William Flynn Wallace foozler83 at gmail.com
Tue Apr 18 23:44:26 UTC 2023


I realise this is a generalisation, but then, that's our superpower,
isn't it? Our ability to generalise and create abstractions is probably
behind the development of technology, and the advantage we have over all
the other animals.  Ben

It is important to all life - indeed essential.  I think the difference
between us and lower animals is the degree of the ability to generalize and
use abstractions, and not a qualitative difference.  bill w

On Sun, Apr 16, 2023 at 5:54 AM Ben Zaiboc via extropy-chat <
extropy-chat at lists.extropy.org> wrote:

> On 15/04/2023 23:01, Giovanni Santostasi wrote:
> > Hi Ben,
> > What you are saying is exactly what I would say if I was good with
> > words as you are.
> > What strikes me is that is what everybody else that is scientifically
> > trained is saying the same things, even if in slightly different words.
> > The explanations are coherent and based on what we know about how
> > reality works. But notwithstanding all this, the other side is
> > repeating more or less the same mantras about the redness of red, the
> > grounding problem, and stuff like that without really adding layers of
> > understanding to the discussion. Not sure if this impasse can be
> > resolved at all.
> >
> > Maybe in the future when we know more about brains and minds of all
> > types these misconceptions will disappear as they did with the concept
> > of "life spirit" that people were using to justify why life is magical
> > and a divine creation beyond the understanding of science.
> > I'm not sure what is going on with Brent because I think he has
> > supposedly a more scientific motivation but what he says doesn't sound
> > scientific at all.
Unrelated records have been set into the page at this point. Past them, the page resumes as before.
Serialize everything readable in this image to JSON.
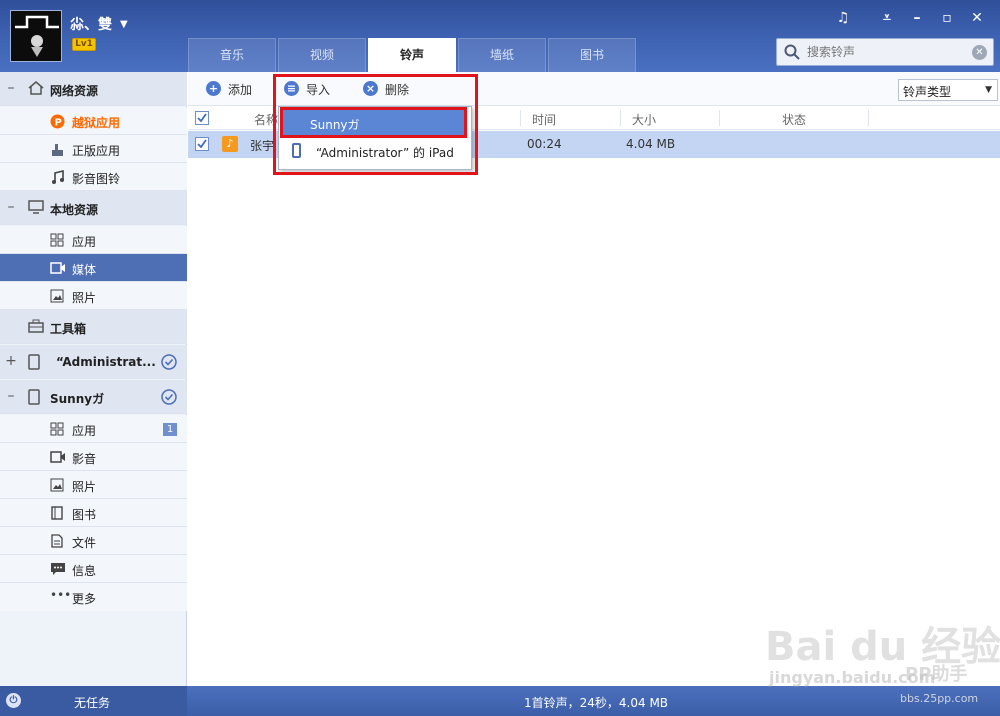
{
  "user": {
    "name": "尛、雙",
    "level": "Lv1"
  },
  "tabs": [
    {
      "label": "音乐"
    },
    {
      "label": "视频"
    },
    {
      "label": "铃声"
    },
    {
      "label": "墙纸"
    },
    {
      "label": "图书"
    }
  ],
  "active_tab": "铃声",
  "search": {
    "placeholder": "搜索铃声"
  },
  "sidebar": {
    "online": {
      "label": "网络资源",
      "items": [
        {
          "label": "越狱应用",
          "icon": "p-badge-icon"
        },
        {
          "label": "正版应用",
          "icon": "hand-icon"
        },
        {
          "label": "影音图铃",
          "icon": "music-note-icon"
        }
      ]
    },
    "local": {
      "label": "本地资源",
      "items": [
        {
          "label": "应用",
          "icon": "grid-icon"
        },
        {
          "label": "媒体",
          "icon": "video-icon"
        },
        {
          "label": "照片",
          "icon": "image-icon"
        }
      ]
    },
    "toolbox": {
      "label": "工具箱"
    },
    "device1": {
      "label": "“Administrat..."
    },
    "device2": {
      "label": "Sunnyガ",
      "items": [
        {
          "label": "应用",
          "badge": "1"
        },
        {
          "label": "影音"
        },
        {
          "label": "照片"
        },
        {
          "label": "图书"
        },
        {
          "label": "文件"
        },
        {
          "label": "信息"
        },
        {
          "label": "更多"
        }
      ]
    }
  },
  "toolbar": {
    "add": "添加",
    "import": "导入",
    "delete": "删除",
    "ringtone_type": "铃声类型"
  },
  "table": {
    "headers": {
      "name": "名称",
      "time": "时间",
      "size": "大小",
      "status": "状态"
    },
    "rows": [
      {
        "name": "张宇",
        "time": "00:24",
        "size": "4.04 MB",
        "status": ""
      }
    ]
  },
  "import_menu": [
    {
      "label": "Sunnyガ"
    },
    {
      "label": "“Administrator” 的 iPad"
    }
  ],
  "status": {
    "task": "无任务",
    "summary": "1首铃声，24秒，4.04 MB"
  },
  "watermark": {
    "text": "Bai du 经验",
    "pp": "PP助手",
    "url1": "jingyan.baidu.com",
    "url2": "bbs.25pp.com"
  },
  "colors": {
    "title_bar": "#3f63b3",
    "selected": "#4e6fb3",
    "row_highlight": "#c3d5f3",
    "accent": "#ff6a00",
    "annotation": "#e0141a"
  }
}
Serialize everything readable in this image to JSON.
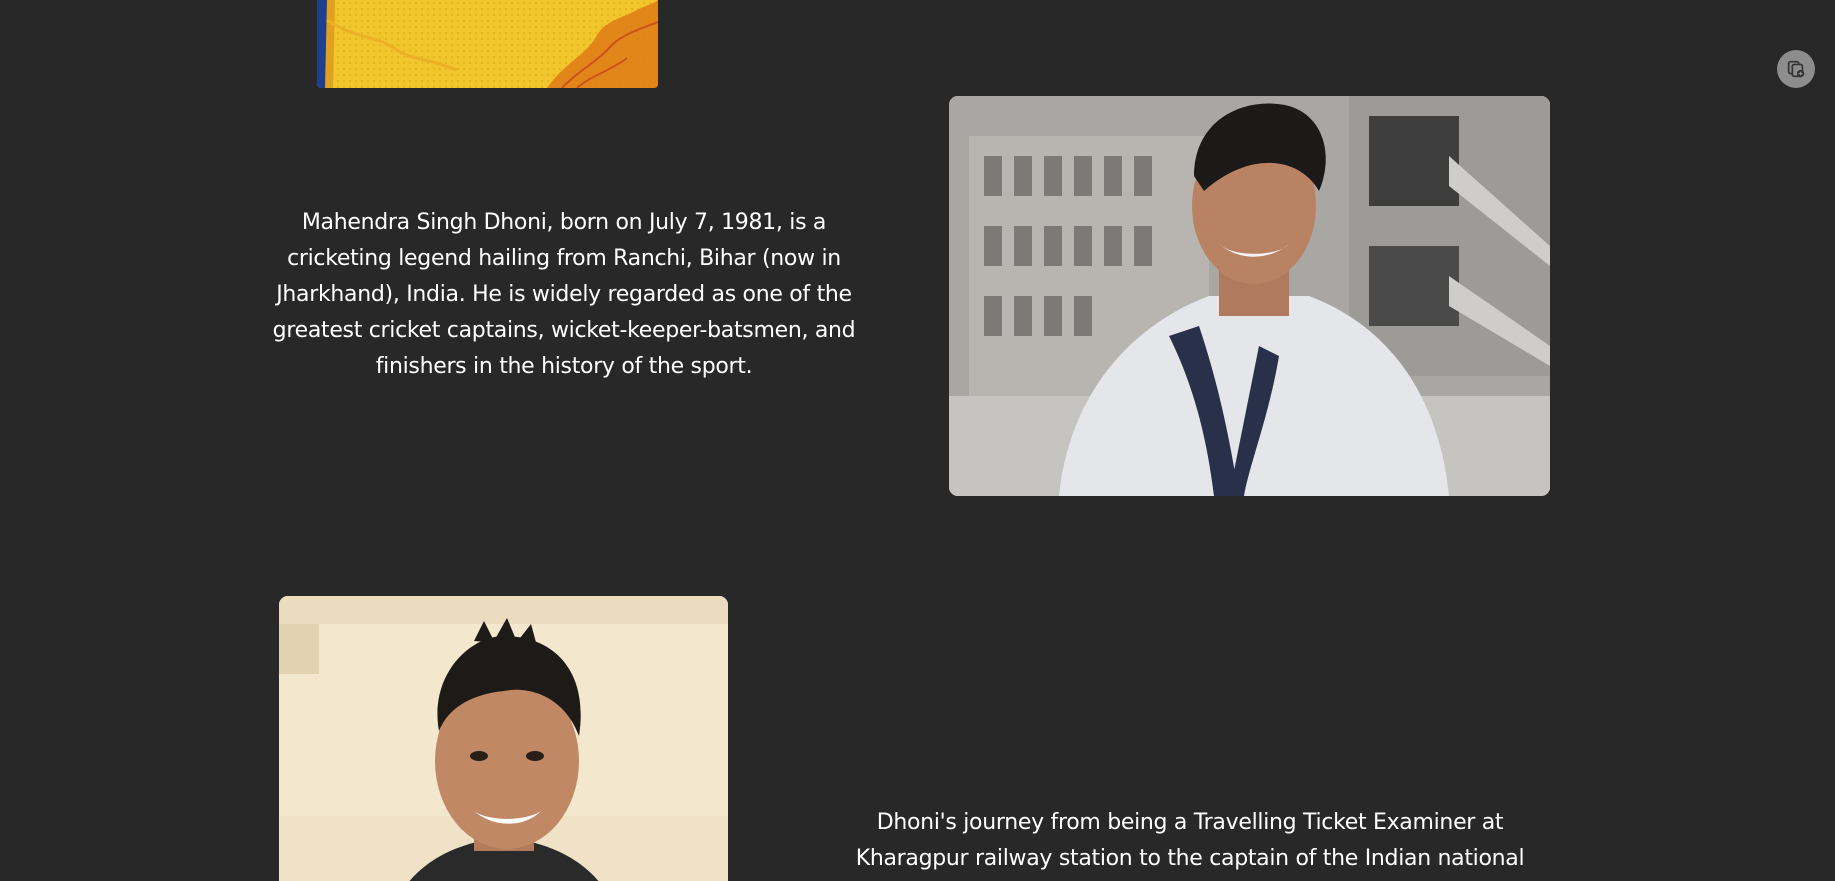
{
  "images": {
    "jersey_icon": "jersey-photo",
    "young_icon": "young-dhoni-photo",
    "adult_icon": "adult-dhoni-photo"
  },
  "floating_button": {
    "icon": "copy-plus-icon"
  },
  "sections": [
    {
      "paragraph": "Mahendra Singh Dhoni, born on July 7, 1981, is a cricketing legend hailing from Ranchi, Bihar (now in Jharkhand), India. He is widely regarded as one of the greatest cricket captains, wicket-keeper-batsmen, and finishers in the history of the sport."
    },
    {
      "paragraph": "Dhoni's journey from being a Travelling Ticket Examiner at Kharagpur railway station to the captain of the Indian national"
    }
  ],
  "colors": {
    "background": "#282828",
    "text": "#ffffff",
    "jersey_yellow": "#f3c62a",
    "float_button": "#8d8d8d"
  }
}
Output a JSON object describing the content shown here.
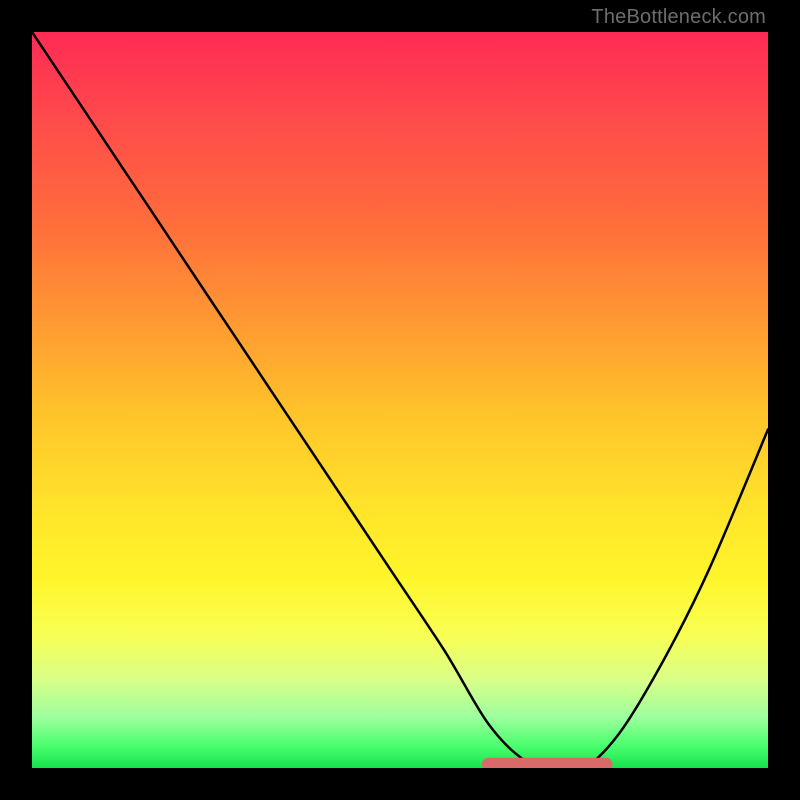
{
  "attribution": "TheBottleneck.com",
  "chart_data": {
    "type": "line",
    "title": "",
    "xlabel": "",
    "ylabel": "",
    "xlim": [
      0,
      100
    ],
    "ylim": [
      0,
      100
    ],
    "series": [
      {
        "name": "bottleneck-curve",
        "x": [
          0,
          8,
          16,
          24,
          32,
          40,
          48,
          56,
          62,
          67,
          71,
          75,
          80,
          86,
          92,
          100
        ],
        "values": [
          100,
          88,
          76,
          64,
          52,
          40,
          28,
          16,
          6,
          1,
          0,
          0,
          5,
          15,
          27,
          46
        ]
      },
      {
        "name": "optimal-range-marker",
        "x": [
          62,
          66,
          70,
          74,
          78
        ],
        "values": [
          0.5,
          0.5,
          0.5,
          0.5,
          0.5
        ]
      }
    ],
    "colors": {
      "curve": "#000000",
      "marker": "#d96a6a",
      "gradient_top": "#ff2a55",
      "gradient_bottom": "#16e24e"
    }
  }
}
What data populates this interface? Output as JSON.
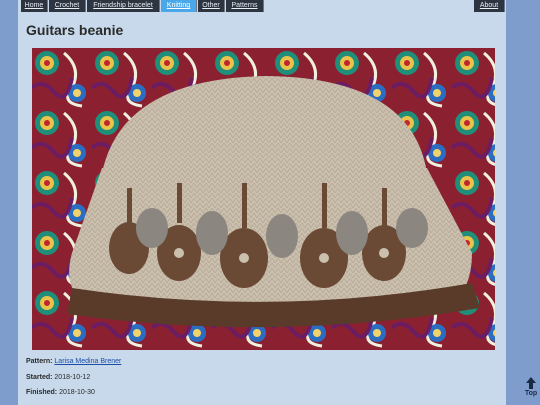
{
  "nav": {
    "items": [
      "Home",
      "Crochet",
      "Friendship bracelet",
      "Knitting",
      "Other",
      "Patterns"
    ],
    "active": "Knitting",
    "right": "About"
  },
  "page": {
    "title": "Guitars beanie"
  },
  "photo": {
    "subject": "knitted beanie with guitar colorwork"
  },
  "details": {
    "pattern_label": "Pattern:",
    "pattern_value": "Larisa Medina Brener",
    "started_label": "Started:",
    "started_value": "2018-10-12",
    "finished_label": "Finished:",
    "finished_value": "2018-10-30"
  },
  "scroll_top": {
    "label": "Top"
  },
  "colors": {
    "accent": "#4aa8ea",
    "nav_bg": "#2d3540",
    "page_bg": "#c7d9ea",
    "side_bg": "#7f9dcc"
  }
}
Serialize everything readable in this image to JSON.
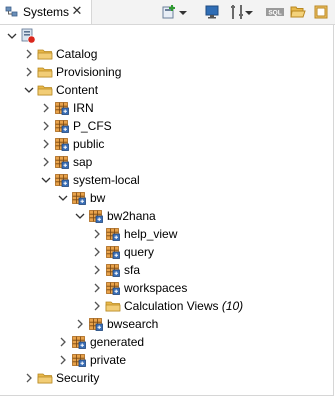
{
  "tab": {
    "label": "Systems",
    "close": "✕"
  },
  "toolbar": {
    "icons": [
      "add-system-icon",
      "dropdown-arrow-icon",
      "monitor-icon",
      "tools-icon",
      "sql-icon",
      "open-folder-icon",
      "object-icon"
    ],
    "sql_label": "SQL"
  },
  "tree": {
    "items": [
      {
        "label": "",
        "icon": "system-icon",
        "expanded": true
      },
      {
        "label": "Catalog",
        "icon": "folder-icon",
        "expanded": false
      },
      {
        "label": "Provisioning",
        "icon": "folder-icon",
        "expanded": false
      },
      {
        "label": "Content",
        "icon": "folder-icon",
        "expanded": true
      },
      {
        "label": "IRN",
        "icon": "package-icon",
        "expanded": false
      },
      {
        "label": "P_CFS",
        "icon": "package-icon",
        "expanded": false
      },
      {
        "label": "public",
        "icon": "package-icon",
        "expanded": false
      },
      {
        "label": "sap",
        "icon": "package-icon",
        "expanded": false
      },
      {
        "label": "system-local",
        "icon": "package-icon",
        "expanded": true
      },
      {
        "label": "bw",
        "icon": "package-icon",
        "expanded": true
      },
      {
        "label": "bw2hana",
        "icon": "package-icon",
        "expanded": true
      },
      {
        "label": "help_view",
        "icon": "package-icon",
        "expanded": false
      },
      {
        "label": "query",
        "icon": "package-icon",
        "expanded": false
      },
      {
        "label": "sfa",
        "icon": "package-icon",
        "expanded": false
      },
      {
        "label": "workspaces",
        "icon": "package-icon",
        "expanded": false
      },
      {
        "label": "Calculation Views",
        "count": "(10)",
        "icon": "folder-icon",
        "expanded": false
      },
      {
        "label": "bwsearch",
        "icon": "package-icon",
        "expanded": false
      },
      {
        "label": "generated",
        "icon": "package-icon",
        "expanded": false
      },
      {
        "label": "private",
        "icon": "package-icon",
        "expanded": false
      },
      {
        "label": "Security",
        "icon": "folder-icon",
        "expanded": false
      }
    ]
  },
  "colors": {
    "folder": "#e8b84a",
    "package_orange": "#d98c2b",
    "package_blue": "#3b6fb6",
    "system_red": "#d9261c"
  }
}
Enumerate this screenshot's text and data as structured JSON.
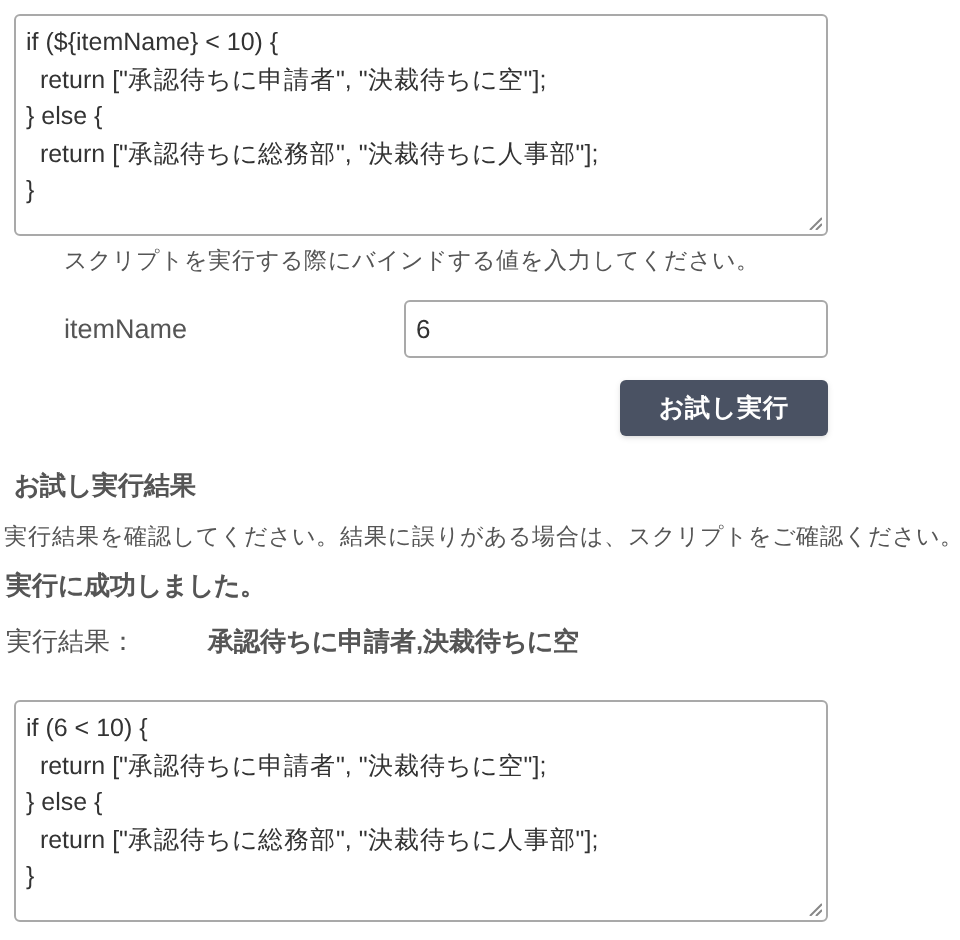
{
  "script_editor": {
    "lines": [
      "if (${itemName} < 10) {",
      "  return [\"承認待ちに申請者\", \"決裁待ちに空\"];",
      "} else {",
      "  return [\"承認待ちに総務部\", \"決裁待ちに人事部\"];",
      "}"
    ]
  },
  "bind_hint": "スクリプトを実行する際にバインドする値を入力してください。",
  "bindings": [
    {
      "label": "itemName",
      "value": "6"
    }
  ],
  "run_button": "お試し実行",
  "result_section": {
    "title": "お試し実行結果",
    "description": "実行結果を確認してください。結果に誤りがある場合は、スクリプトをご確認ください。",
    "status": "実行に成功しました。",
    "result_label": "実行結果：",
    "result_value": "承認待ちに申請者,決裁待ちに空"
  },
  "resolved_script": {
    "lines": [
      "if (6 < 10) {",
      "  return [\"承認待ちに申請者\", \"決裁待ちに空\"];",
      "} else {",
      "  return [\"承認待ちに総務部\", \"決裁待ちに人事部\"];",
      "}"
    ]
  }
}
But I know Gordon, for his own admission, thinks
> > there is something beyond science behind consciousness and that
> > science is not adequate to understand it. This is more of a religious
> > position than a scientific one so not sure there is much point in
> > discussing further.
> > Giovanni
>
> I think we have a conflict between two general types of world-view,
> faith-based and inquiry-based. The exemplars of these are of course,
> religion and science, but lots of people who wouldn't call themselves
> either religious or scientific still fall into one of these two
> categories. Perhaps everyone does.
>
> I realise this is a generalisation, but then, that's our superpower,
> isn't it? Our ability to generalise and create abstractions is probably
> behind the development of technology, and the advantage we have over all
> the other animals.
>
> I can't help but feel we should be able to learn something from all
> this, though. Quite what, I'm not sure.